How many people died from OTC supplements? A lot less than a shitload.

Priorities. [/quote]

THIS!

More deaths are caused each year by tobacco use than by all deaths from human immunodeficiency virus (HIV), illegal drug use, alcohol use, motor vehicle injuries, suicides, and murders combined… about 443,000 in the USA alone. The US is the most overly prescribed country in the world.

USA Today reports that prescriptions are now the biggest cause of drug overdose (22,000 per year).

Alcohol related deaths come to 75,000 per year.

[quote]devilmanVISA wrote:

But you did all the same. What’s that about? [/quote]

When two posters - who strangely seem to be hyper-attuned to every one else’s faults but blind to their own -team up to make patronizing jibes directed at me, I have every right to respond … That’s what it’s “about”.

Glad you brought up hypothetical questions, but you forgot to include that whopper above where you claim B6 has been banned, when your own sources say no such thing. What they do say is that pyridoxamine has been withdrawn as a supplement based on it’s status as “an investigational new drug”. I can quote your own sources back at you if you want.

You substituted “banned” for “withdrawn”, a subtle but significant semantic switch, to make your argument stick.

In response to that same hypothetical question, I asked you to provide me with an answer, and you didn’t, because they haven’t banned it.

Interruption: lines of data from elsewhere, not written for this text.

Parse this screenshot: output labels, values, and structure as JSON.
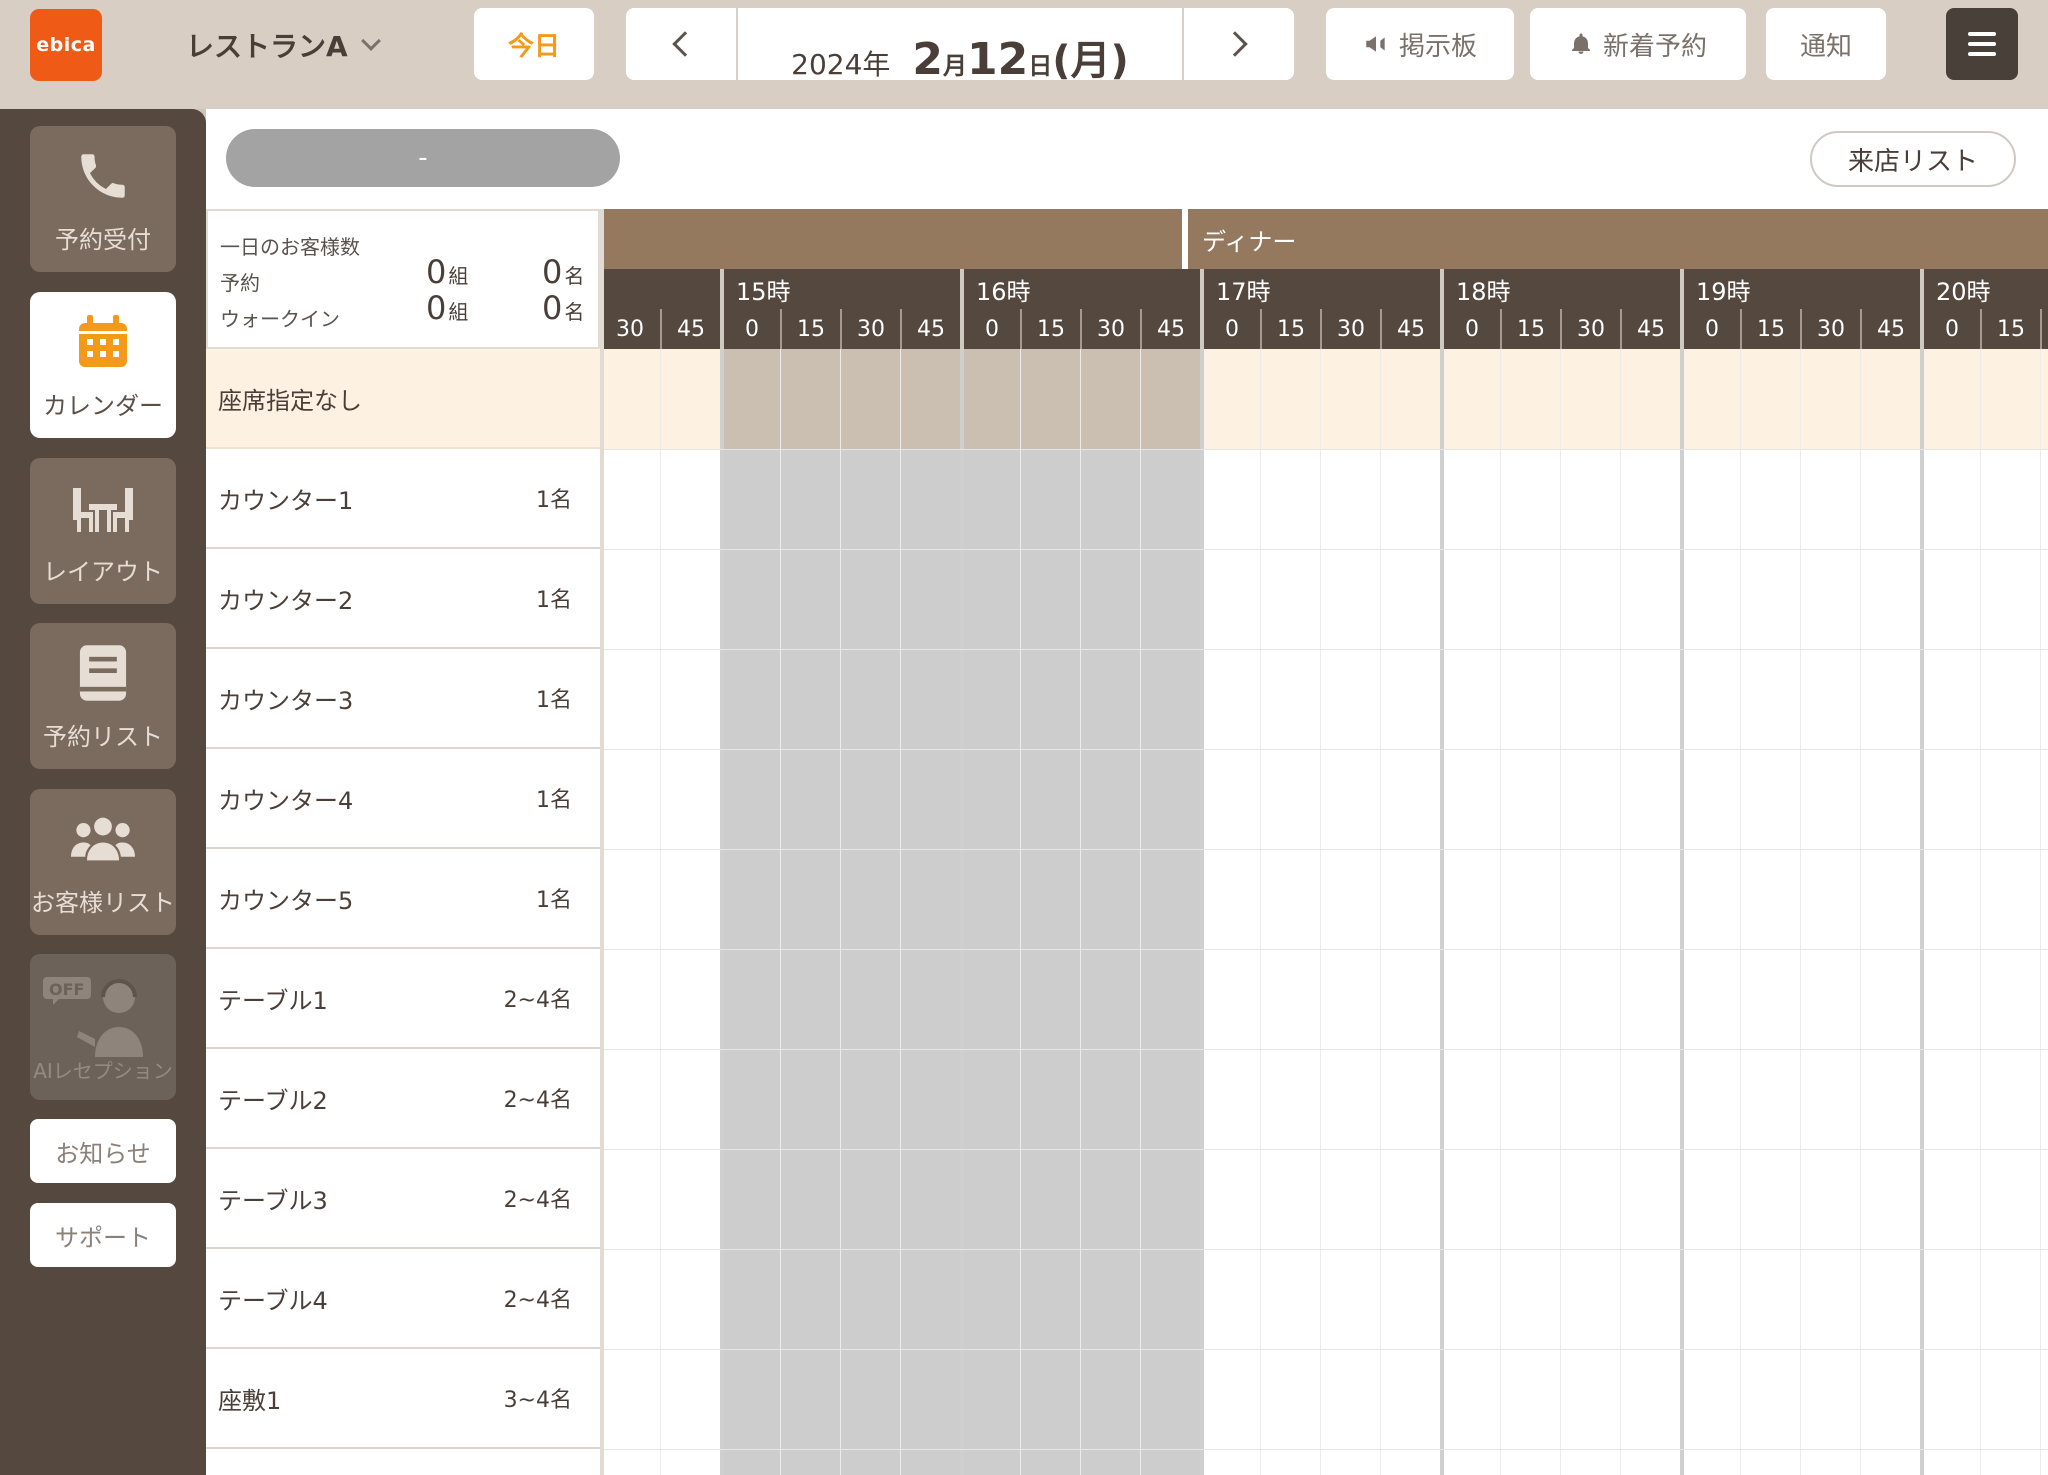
{
  "app": {
    "logo_text": "ebica",
    "store_name": "レストランA",
    "accent_color": "#ef5a17"
  },
  "topbar": {
    "today_label": "今日",
    "date": {
      "year": "2024年",
      "month": "2",
      "month_unit": "月",
      "day": "12",
      "day_unit": "日",
      "weekday": "(月)"
    },
    "board_label": "掲示板",
    "new_reservation_label": "新着予約",
    "notify_label": "通知"
  },
  "sidebar": {
    "items": [
      {
        "label": "予約受付",
        "icon": "phone-icon"
      },
      {
        "label": "カレンダー",
        "icon": "calendar-icon"
      },
      {
        "label": "レイアウト",
        "icon": "table-layout-icon"
      },
      {
        "label": "予約リスト",
        "icon": "book-icon"
      },
      {
        "label": "お客様リスト",
        "icon": "customers-icon"
      },
      {
        "label": "AIレセプション",
        "icon": "ai-reception-icon",
        "badge": "OFF"
      }
    ],
    "news_label": "お知らせ",
    "support_label": "サポート"
  },
  "main": {
    "status_pill": "-",
    "visitor_list_label": "来店リスト",
    "summary": {
      "title": "一日のお客様数",
      "reserve_label": "予約",
      "walkin_label": "ウォークイン",
      "reserve_groups": "0",
      "reserve_people": "0",
      "walkin_groups": "0",
      "walkin_people": "0",
      "group_unit": "組",
      "people_unit": "名"
    },
    "service_band": "ディナー",
    "hours": [
      "15時",
      "16時",
      "17時",
      "18時",
      "19時",
      "20時"
    ],
    "leading_minutes": [
      "30",
      "45"
    ],
    "minutes": [
      "0",
      "15",
      "30",
      "45"
    ],
    "seats": [
      {
        "name": "座席指定なし",
        "capacity": ""
      },
      {
        "name": "カウンター1",
        "capacity": "1名"
      },
      {
        "name": "カウンター2",
        "capacity": "1名"
      },
      {
        "name": "カウンター3",
        "capacity": "1名"
      },
      {
        "name": "カウンター4",
        "capacity": "1名"
      },
      {
        "name": "カウンター5",
        "capacity": "1名"
      },
      {
        "name": "テーブル1",
        "capacity": "2~4名"
      },
      {
        "name": "テーブル2",
        "capacity": "2~4名"
      },
      {
        "name": "テーブル3",
        "capacity": "2~4名"
      },
      {
        "name": "テーブル4",
        "capacity": "2~4名"
      },
      {
        "name": "座敷1",
        "capacity": "3~4名"
      }
    ]
  }
}
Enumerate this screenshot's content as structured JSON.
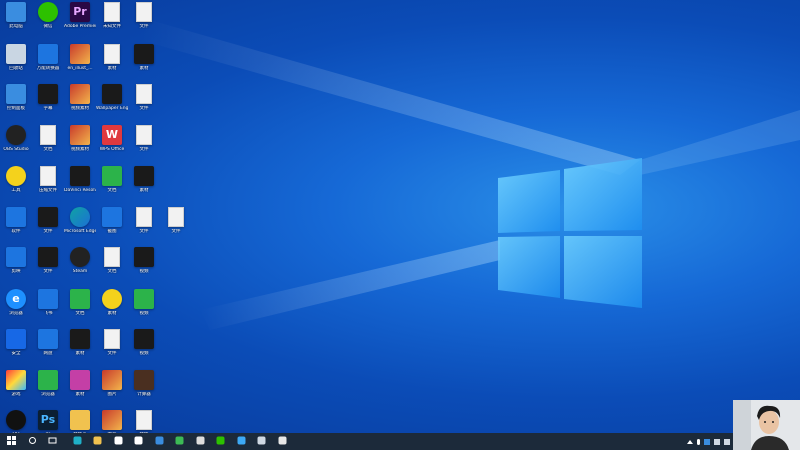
{
  "desktop": {
    "icons": [
      {
        "label": "此电脑",
        "glyph": "pc"
      },
      {
        "label": "微信",
        "glyph": "wechat"
      },
      {
        "label": "Adobe Premiere ...",
        "glyph": "pr"
      },
      {
        "label": "未知文件",
        "glyph": "file"
      },
      {
        "label": "文件",
        "glyph": "file"
      },
      {
        "label": "回收站",
        "glyph": "recycle"
      },
      {
        "label": "万能转换器",
        "glyph": "blue"
      },
      {
        "label": "en_illust_...",
        "glyph": "photo"
      },
      {
        "label": "素材",
        "glyph": "file"
      },
      {
        "label": "素材",
        "glyph": "dark"
      },
      {
        "label": "控制面板",
        "glyph": "pc"
      },
      {
        "label": "字幕",
        "glyph": "dark"
      },
      {
        "label": "视频素材",
        "glyph": "photo"
      },
      {
        "label": "Wallpaper Engine",
        "glyph": "dark"
      },
      {
        "label": "文件",
        "glyph": "file"
      },
      {
        "label": "OBS Studio",
        "glyph": "obs"
      },
      {
        "label": "文档",
        "glyph": "file"
      },
      {
        "label": "视频素材",
        "glyph": "photo"
      },
      {
        "label": "WPS Office",
        "glyph": "wps"
      },
      {
        "label": "文件",
        "glyph": "file"
      },
      {
        "label": "工具",
        "glyph": "yellow"
      },
      {
        "label": "压缩文件",
        "glyph": "file"
      },
      {
        "label": "DaVinci Resolve",
        "glyph": "dark"
      },
      {
        "label": "文档",
        "glyph": "green"
      },
      {
        "label": "素材",
        "glyph": "dark"
      },
      {
        "label": "软件",
        "glyph": "blue"
      },
      {
        "label": "文件",
        "glyph": "dark"
      },
      {
        "label": "Microsoft Edge",
        "glyph": "edge"
      },
      {
        "label": "截图",
        "glyph": "blue"
      },
      {
        "label": "文件",
        "glyph": "file"
      },
      {
        "label": "文件",
        "glyph": "file"
      },
      {
        "label": "剪映",
        "glyph": "blue"
      },
      {
        "label": "文件",
        "glyph": "dark"
      },
      {
        "label": "Steam",
        "glyph": "obs"
      },
      {
        "label": "文档",
        "glyph": "file"
      },
      {
        "label": "视频",
        "glyph": "dark"
      },
      {
        "label": "浏览器",
        "glyph": "ie"
      },
      {
        "label": "飞书",
        "glyph": "blue"
      },
      {
        "label": "文档",
        "glyph": "green"
      },
      {
        "label": "素材",
        "glyph": "yellow"
      },
      {
        "label": "视频",
        "glyph": "green"
      },
      {
        "label": "安全",
        "glyph": "shield"
      },
      {
        "label": "网盘",
        "glyph": "blue"
      },
      {
        "label": "素材",
        "glyph": "dark"
      },
      {
        "label": "文件",
        "glyph": "file"
      },
      {
        "label": "视频",
        "glyph": "dark"
      },
      {
        "label": "游戏",
        "glyph": "gaming"
      },
      {
        "label": "浏览器",
        "glyph": "green"
      },
      {
        "label": "素材",
        "glyph": "pink"
      },
      {
        "label": "图片",
        "glyph": "photo"
      },
      {
        "label": "计算器",
        "glyph": "calc"
      },
      {
        "label": "QQ",
        "glyph": "qq"
      },
      {
        "label": "Ps",
        "glyph": "ps"
      },
      {
        "label": "文件夹",
        "glyph": "folder"
      },
      {
        "label": "图片",
        "glyph": "photo"
      },
      {
        "label": "文件",
        "glyph": "file"
      }
    ]
  },
  "taskbar": {
    "icons": [
      {
        "name": "start"
      },
      {
        "name": "search"
      },
      {
        "name": "task-view"
      },
      {
        "name": "edge"
      },
      {
        "name": "file-explorer"
      },
      {
        "name": "store"
      },
      {
        "name": "mail"
      },
      {
        "name": "feishu"
      },
      {
        "name": "app-green"
      },
      {
        "name": "obs"
      },
      {
        "name": "wechat"
      },
      {
        "name": "browser"
      },
      {
        "name": "steam"
      },
      {
        "name": "photos"
      }
    ]
  },
  "colors": {
    "taskbar": "#1c2a3a",
    "accent": "#1669d6"
  }
}
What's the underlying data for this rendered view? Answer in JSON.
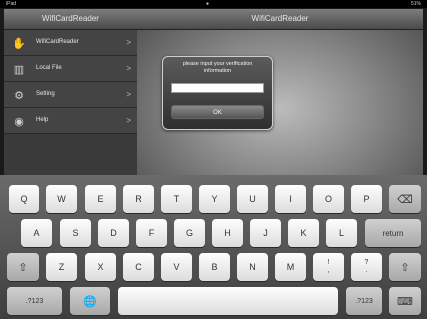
{
  "status_bar": {
    "left": "iPad",
    "center": "●",
    "right": "51%"
  },
  "sidebar": {
    "title": "WifiCardReader",
    "items": [
      {
        "label": "WifiCardReader",
        "icon": "hand-icon",
        "glyph": "✋",
        "chevron": ">"
      },
      {
        "label": "Local File",
        "icon": "library-icon",
        "glyph": "▥",
        "chevron": ">"
      },
      {
        "label": "Setting",
        "icon": "settings-icon",
        "glyph": "⚙",
        "chevron": ">"
      },
      {
        "label": "Help",
        "icon": "help-icon",
        "glyph": "◉",
        "chevron": ">"
      }
    ]
  },
  "main": {
    "title": "WifiCardReader"
  },
  "dialog": {
    "title_line1": "please input your verification",
    "title_line2": "information",
    "input_value": "",
    "ok_label": "OK"
  },
  "keyboard": {
    "row1": [
      "Q",
      "W",
      "E",
      "R",
      "T",
      "Y",
      "U",
      "I",
      "O",
      "P"
    ],
    "backspace": "⌫",
    "row2": [
      "A",
      "S",
      "D",
      "F",
      "G",
      "H",
      "J",
      "K",
      "L"
    ],
    "return_label": "return",
    "shift": "⇧",
    "row3": [
      "Z",
      "X",
      "C",
      "V",
      "B",
      "N",
      "M"
    ],
    "punct1": {
      "top": "!",
      "bottom": ","
    },
    "punct2": {
      "top": "?",
      "bottom": "."
    },
    "numbers_label": ".?123",
    "globe": "🌐",
    "space_label": "",
    "hide_keyboard": "⌨"
  },
  "colors": {
    "accent": "#4b4b4b",
    "key_face": "#f5f5f5"
  }
}
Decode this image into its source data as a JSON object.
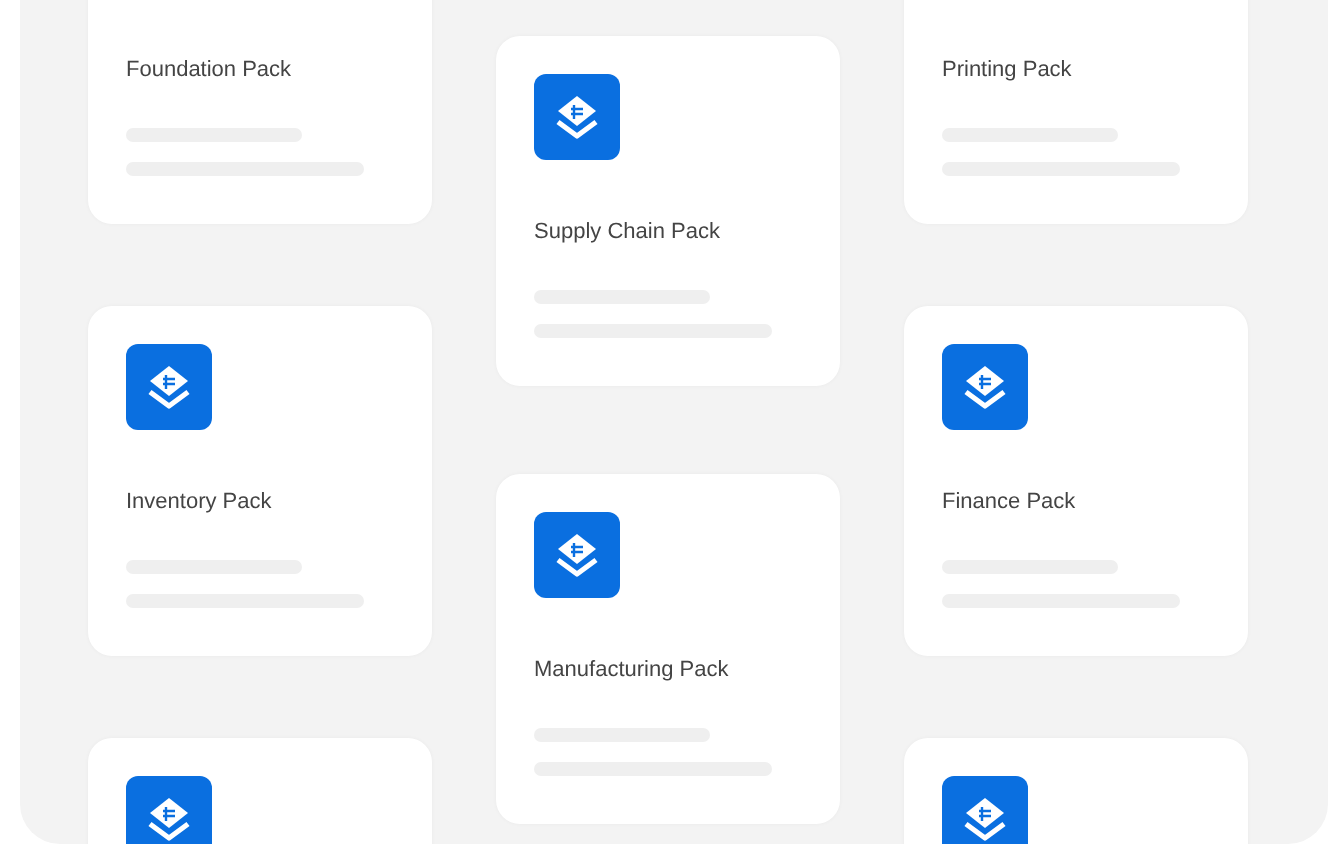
{
  "columns": [
    {
      "cards": [
        {
          "title": "Foundation Pack"
        },
        {
          "title": "Inventory Pack",
          "icon": true
        },
        {
          "icon": true
        }
      ]
    },
    {
      "cards": [
        {
          "title": "Supply Chain Pack",
          "icon": true
        },
        {
          "title": "Manufacturing Pack",
          "icon": true
        }
      ]
    },
    {
      "cards": [
        {
          "title": "Printing Pack"
        },
        {
          "title": "Finance Pack",
          "icon": true
        },
        {
          "icon": true
        }
      ]
    }
  ]
}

So yes, I know exactly what you were trying to do there (which is why I gave you a rhetorical answer that sent the question with no answer right back at you), and despite what you think you know about me, I do read, comprehend and absorb posted material before forming an opinion. We done?

[quote]Ghost22 wrote:
Anyone know off-hand how many people big tobacco kills every year?

Or misused pharmaceuticals?

OOH OH! How about drunk driving or all the health complications from alcoholism!

I’ll just ballpark it and go with, “a shitload.”

How many people died from OTC supplements? A lot less than a shitload.

Priorities. [/quote]

We all know their priorities are to make as much money as possible. They really don’t give a shit if something is safe or not.